Just additional insight that they created that reporting function as they, as a global company, have a number of reporting requirements from all authorities. They set it up in a good way though: it is grouped around the different reporting areas (e.g. GRI/ESG or even just other local regulatory report types, now they opened the CBAM team 2 people so far who had earlier background from ETS and got now fully trained on the CBAM reqs).
I was supporting data input processes on SCM side as it impacted many of the processes in place, so that we got covered well as a first attempt. We tried to not add too many additional internal reporting templates, but get as much data as possible into the system-led transactional work & existing templates. Then push these into the final reporting templates of the EU (there are still a lot of manual work involved atm - to be true and fair).
As for the reporting options: new way or based on equivalent national systems or reference values. They opted for setting up the new way, but they are in communication with EU officials and local authorities for those data sets, where they are unable to get more than reference data (this was one of the biggest challenges for them, the other one was managing these with the suppliers who had limited capabilities to do the new requirements).
These are also just the first steps and there were a lot of follow up actions identified on how to optimise the reporting process itself, the transition from data that aren't fully reliable, the overall emissions and costs related to these - so that will be a lot to work on for all functional teams from now.
Before I forget, legal/regulatory functions are supporting the work of course, but they aren't leading in this case and they aren't the ones doing the bulk of the work either.
Setting this reporting up is no different from setting up any other regulatory or other reporting requirements earlier.
If the existing data sets are messy or non-existent, then it is a real hurdle, as the main task will become not the reporting itself, but the actual data generation and cleaning (which is a pre-requisite).
I hope this helps.

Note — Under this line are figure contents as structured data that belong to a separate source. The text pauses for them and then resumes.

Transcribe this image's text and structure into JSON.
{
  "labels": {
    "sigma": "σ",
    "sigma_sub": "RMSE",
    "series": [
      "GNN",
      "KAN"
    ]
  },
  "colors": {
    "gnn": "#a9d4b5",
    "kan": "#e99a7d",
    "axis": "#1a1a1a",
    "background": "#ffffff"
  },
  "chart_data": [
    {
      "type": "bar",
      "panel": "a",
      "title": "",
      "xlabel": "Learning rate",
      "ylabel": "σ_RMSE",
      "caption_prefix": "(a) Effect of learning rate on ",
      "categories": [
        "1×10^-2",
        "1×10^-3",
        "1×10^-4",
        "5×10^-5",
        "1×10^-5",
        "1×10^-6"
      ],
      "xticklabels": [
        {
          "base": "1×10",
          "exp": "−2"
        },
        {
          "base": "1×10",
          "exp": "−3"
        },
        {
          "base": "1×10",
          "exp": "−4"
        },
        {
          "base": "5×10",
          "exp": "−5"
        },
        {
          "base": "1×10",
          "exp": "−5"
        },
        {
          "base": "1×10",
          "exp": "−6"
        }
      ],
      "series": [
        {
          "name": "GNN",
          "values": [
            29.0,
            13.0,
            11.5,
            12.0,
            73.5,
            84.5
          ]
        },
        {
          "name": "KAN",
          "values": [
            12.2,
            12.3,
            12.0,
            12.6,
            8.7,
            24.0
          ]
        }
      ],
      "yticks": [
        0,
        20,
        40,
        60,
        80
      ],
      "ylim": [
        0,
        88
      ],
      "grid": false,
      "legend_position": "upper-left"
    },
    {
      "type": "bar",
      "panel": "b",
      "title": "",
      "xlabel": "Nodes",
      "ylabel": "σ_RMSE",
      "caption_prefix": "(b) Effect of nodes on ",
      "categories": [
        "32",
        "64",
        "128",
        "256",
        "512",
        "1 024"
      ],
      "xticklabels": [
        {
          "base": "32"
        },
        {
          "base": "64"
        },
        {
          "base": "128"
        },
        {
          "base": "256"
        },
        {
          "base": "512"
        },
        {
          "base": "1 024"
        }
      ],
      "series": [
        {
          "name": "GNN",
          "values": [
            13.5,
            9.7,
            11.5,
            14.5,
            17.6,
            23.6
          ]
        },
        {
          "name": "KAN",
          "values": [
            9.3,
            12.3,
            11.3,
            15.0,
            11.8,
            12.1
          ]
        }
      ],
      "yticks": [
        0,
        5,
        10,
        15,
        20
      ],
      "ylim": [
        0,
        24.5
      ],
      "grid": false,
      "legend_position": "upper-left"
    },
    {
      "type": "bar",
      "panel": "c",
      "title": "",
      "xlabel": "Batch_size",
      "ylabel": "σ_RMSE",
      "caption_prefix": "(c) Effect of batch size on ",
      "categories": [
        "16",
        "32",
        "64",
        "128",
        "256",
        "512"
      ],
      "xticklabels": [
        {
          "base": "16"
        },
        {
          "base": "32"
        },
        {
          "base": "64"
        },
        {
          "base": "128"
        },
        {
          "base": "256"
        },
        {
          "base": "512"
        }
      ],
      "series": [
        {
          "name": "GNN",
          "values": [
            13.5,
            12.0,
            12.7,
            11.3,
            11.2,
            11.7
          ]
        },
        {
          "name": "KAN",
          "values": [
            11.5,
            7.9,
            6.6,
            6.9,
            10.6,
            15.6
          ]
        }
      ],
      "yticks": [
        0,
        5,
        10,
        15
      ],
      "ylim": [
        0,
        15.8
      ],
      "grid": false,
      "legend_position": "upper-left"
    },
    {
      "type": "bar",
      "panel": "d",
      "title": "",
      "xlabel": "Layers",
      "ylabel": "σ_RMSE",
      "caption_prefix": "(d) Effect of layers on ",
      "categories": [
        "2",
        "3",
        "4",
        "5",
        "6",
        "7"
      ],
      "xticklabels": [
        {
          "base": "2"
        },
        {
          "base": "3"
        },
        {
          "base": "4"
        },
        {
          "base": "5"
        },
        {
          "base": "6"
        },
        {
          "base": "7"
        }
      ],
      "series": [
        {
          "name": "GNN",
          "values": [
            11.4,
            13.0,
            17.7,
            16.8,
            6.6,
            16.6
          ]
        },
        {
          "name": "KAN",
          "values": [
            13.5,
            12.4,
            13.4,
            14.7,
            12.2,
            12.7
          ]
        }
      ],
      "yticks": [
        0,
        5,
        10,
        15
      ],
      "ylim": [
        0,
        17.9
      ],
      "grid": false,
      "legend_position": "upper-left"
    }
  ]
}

I don't say this is a foolproof way or the best way and just one company, but they had to go with it as they also wanted to know as early as possible what will hit them from 2026 and have the opportunity to iron issues out still in the transition phase, where there is no big monetary impact yet.
On another note: if a company doesn't have resources, they can set this up with external parties but they remain financially and legally liable for the process. That is also a good solution.
Disclaimer: I'm not a specialised CBAM expert, so I'd advise you to get direct info from the EUs tax/customs advisors.